City staff recommending 3% tax hike for 2022

Ottawa City Hall

City staff are calling for a three per cent property tax hike for 2022, according to proposed draft budget directions that will be tabled at next week’s finance and economic development committee meeting.

If approved, the increase would see the average urban homeowner’s tax bill jump $119 to $4,086, while the average rural resident’s property tax tab would rise $91 to $3,363. The average commercial property owner’s tax bill would increase $242 to $8,312.

The report submitted by chief financial officer Wendy Stephanson says the city is still expected to feel the financial impact of COVID-19 in a number of areas in 2022, particularly transit and recreational services. 

The city says it’s expecting continued reductions in revenue from airport payments in lieu of taxes as well as transit fares, recreational programs and parking fees and fines.

In addition, the report says extra funding may be required for expenditures such as “enhanced cleaning, personal protective equipment and staffing costs for increase in health, safety and service delivery standards.”
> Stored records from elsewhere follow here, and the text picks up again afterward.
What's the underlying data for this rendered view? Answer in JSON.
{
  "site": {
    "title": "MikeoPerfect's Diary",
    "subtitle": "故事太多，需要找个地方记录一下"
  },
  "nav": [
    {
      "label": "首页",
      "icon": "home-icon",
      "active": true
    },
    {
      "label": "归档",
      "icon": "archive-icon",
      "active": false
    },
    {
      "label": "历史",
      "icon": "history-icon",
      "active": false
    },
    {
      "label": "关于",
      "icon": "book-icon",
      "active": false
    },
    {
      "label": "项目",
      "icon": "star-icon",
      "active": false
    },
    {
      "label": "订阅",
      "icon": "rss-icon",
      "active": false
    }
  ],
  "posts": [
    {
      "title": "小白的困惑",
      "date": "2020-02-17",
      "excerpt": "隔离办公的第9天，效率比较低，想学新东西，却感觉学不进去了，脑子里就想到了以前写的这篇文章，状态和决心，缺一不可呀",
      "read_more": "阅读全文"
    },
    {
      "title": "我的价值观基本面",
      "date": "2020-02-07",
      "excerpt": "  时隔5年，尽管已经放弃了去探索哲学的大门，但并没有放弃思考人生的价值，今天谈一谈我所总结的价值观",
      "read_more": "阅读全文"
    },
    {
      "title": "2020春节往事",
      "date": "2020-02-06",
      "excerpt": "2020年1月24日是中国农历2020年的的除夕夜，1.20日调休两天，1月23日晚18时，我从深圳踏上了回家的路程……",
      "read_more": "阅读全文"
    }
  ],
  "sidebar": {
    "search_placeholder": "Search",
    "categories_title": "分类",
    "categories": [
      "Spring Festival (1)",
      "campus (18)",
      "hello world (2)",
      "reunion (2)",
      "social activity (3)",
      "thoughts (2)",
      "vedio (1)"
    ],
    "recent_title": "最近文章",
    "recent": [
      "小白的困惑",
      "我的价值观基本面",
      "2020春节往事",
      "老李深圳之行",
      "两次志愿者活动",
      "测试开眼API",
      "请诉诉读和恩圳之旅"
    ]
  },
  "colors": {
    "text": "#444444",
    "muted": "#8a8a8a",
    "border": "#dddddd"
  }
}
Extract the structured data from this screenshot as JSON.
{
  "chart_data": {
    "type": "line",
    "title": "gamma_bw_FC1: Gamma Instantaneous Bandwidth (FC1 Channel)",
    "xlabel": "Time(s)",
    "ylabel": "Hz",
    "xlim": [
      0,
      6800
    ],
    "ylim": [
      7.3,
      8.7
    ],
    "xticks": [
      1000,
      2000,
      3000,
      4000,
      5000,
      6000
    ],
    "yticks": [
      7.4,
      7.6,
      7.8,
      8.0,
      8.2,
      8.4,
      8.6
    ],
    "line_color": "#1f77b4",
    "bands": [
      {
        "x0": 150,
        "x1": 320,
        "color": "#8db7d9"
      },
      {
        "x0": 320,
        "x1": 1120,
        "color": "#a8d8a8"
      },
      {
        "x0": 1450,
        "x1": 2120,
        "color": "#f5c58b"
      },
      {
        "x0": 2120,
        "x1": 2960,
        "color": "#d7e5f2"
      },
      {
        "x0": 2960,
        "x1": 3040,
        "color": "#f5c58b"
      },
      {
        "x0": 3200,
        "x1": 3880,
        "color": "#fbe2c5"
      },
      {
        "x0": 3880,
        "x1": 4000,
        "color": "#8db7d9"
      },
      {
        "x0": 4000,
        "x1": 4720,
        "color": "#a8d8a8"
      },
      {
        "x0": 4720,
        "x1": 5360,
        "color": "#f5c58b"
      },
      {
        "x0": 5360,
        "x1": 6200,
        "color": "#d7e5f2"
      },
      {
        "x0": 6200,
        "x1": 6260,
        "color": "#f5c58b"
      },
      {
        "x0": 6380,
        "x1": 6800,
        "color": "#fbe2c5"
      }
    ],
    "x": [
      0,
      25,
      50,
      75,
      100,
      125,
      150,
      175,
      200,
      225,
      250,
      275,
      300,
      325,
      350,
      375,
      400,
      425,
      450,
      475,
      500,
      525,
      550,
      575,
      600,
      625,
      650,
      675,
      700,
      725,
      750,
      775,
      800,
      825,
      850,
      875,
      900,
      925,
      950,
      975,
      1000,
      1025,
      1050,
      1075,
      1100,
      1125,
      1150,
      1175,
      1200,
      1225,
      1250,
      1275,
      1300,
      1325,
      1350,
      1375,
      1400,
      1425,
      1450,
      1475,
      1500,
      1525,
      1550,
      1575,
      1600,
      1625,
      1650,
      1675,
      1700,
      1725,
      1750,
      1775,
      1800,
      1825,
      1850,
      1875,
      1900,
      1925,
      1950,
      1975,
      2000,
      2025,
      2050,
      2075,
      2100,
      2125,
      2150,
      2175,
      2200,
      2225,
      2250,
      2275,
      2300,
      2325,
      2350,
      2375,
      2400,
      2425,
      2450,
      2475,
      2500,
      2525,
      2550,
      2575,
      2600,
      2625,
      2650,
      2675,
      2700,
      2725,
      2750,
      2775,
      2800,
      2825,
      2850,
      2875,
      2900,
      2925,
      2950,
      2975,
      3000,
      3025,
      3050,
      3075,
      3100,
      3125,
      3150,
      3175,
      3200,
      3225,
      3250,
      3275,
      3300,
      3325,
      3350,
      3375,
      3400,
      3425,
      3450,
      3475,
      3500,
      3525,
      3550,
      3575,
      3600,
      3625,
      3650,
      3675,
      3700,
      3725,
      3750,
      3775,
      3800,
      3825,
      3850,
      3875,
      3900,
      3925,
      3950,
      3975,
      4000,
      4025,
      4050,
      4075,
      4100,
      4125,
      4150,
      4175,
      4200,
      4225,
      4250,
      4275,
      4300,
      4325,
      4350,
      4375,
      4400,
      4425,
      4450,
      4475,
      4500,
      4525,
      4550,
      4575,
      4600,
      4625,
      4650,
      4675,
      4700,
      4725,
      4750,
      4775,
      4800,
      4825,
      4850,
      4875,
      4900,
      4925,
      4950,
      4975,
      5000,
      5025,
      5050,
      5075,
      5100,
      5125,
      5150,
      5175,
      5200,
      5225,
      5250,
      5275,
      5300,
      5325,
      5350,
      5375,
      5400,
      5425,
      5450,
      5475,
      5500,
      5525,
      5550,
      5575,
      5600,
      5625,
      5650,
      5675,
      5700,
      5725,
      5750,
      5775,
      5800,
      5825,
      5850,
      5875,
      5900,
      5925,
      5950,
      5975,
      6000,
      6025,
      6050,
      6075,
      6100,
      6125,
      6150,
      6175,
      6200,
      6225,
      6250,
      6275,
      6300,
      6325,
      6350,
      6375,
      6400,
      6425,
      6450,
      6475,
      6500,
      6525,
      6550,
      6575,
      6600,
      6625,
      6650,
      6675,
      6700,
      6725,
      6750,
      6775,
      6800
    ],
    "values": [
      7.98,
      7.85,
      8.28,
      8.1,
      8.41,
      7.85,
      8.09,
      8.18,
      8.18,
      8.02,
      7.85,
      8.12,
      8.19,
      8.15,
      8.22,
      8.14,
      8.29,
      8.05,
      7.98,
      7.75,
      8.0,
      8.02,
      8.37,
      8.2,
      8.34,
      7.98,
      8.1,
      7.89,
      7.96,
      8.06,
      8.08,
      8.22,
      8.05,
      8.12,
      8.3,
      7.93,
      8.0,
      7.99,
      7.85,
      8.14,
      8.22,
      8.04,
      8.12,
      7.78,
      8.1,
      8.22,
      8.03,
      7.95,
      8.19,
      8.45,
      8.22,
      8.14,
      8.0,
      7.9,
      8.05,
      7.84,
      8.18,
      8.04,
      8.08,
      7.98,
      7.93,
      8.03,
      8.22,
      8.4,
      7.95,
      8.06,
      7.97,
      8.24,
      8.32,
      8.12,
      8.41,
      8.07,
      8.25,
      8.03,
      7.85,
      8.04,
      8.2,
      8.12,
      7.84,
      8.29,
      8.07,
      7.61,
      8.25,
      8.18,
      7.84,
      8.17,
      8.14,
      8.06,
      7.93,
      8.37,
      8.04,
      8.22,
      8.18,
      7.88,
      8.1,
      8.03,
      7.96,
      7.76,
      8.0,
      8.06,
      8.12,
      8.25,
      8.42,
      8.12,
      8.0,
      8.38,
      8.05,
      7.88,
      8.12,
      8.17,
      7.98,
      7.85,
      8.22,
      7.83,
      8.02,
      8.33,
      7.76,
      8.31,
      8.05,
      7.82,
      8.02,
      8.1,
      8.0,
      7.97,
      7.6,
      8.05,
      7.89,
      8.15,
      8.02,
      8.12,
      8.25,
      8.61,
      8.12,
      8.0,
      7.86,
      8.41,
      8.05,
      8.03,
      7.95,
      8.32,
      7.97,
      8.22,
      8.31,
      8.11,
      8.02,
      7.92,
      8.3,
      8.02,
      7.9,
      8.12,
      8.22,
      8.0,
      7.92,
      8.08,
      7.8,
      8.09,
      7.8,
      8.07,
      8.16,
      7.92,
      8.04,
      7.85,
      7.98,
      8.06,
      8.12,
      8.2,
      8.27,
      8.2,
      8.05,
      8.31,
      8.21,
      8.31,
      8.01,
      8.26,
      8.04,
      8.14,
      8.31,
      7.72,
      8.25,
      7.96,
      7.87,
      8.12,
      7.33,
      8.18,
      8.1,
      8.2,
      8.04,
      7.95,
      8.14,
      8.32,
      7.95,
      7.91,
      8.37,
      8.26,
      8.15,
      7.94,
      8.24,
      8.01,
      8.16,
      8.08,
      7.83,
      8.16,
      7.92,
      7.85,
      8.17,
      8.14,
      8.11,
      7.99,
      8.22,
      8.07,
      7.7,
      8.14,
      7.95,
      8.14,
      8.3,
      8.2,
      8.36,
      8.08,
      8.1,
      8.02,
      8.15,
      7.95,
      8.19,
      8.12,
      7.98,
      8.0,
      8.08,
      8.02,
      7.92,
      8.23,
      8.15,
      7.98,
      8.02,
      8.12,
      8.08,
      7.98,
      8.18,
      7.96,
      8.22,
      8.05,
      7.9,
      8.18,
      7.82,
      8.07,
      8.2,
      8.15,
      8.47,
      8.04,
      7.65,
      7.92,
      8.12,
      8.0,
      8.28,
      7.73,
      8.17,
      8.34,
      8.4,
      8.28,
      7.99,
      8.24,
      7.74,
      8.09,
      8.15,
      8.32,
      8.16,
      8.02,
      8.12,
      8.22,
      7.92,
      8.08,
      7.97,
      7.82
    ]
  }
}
Staff are recommending the transit levy be increased by no more than 4.5 per cent, including a $5-million boost in the contribution to capital to replace the cancelled provincial gas tax hike. The report calls for the city-wide levy, which makes up the largest portion of the tax bill, to rise by 2.6 per cent, while the police levy is recommended to increase by three per cent.

The federal and provincial governments helped cover gaps in funding due to a COVID-fuelled loss in transit and service revenues in 2020 and 2021, but the report says the city “is not anticipating funding from senior levels of government” next year.

“Staff will prepare mitigation measures that could include the use of city reserves, possible reductions in service levels and various additional mitigation measures for consideration by council.” the report states.

Staff are proposing that the city’s draft 2022 budget be tabled at a special council meeting on Nov. 3, with approval slated for the regular council meeting of Dec. 8.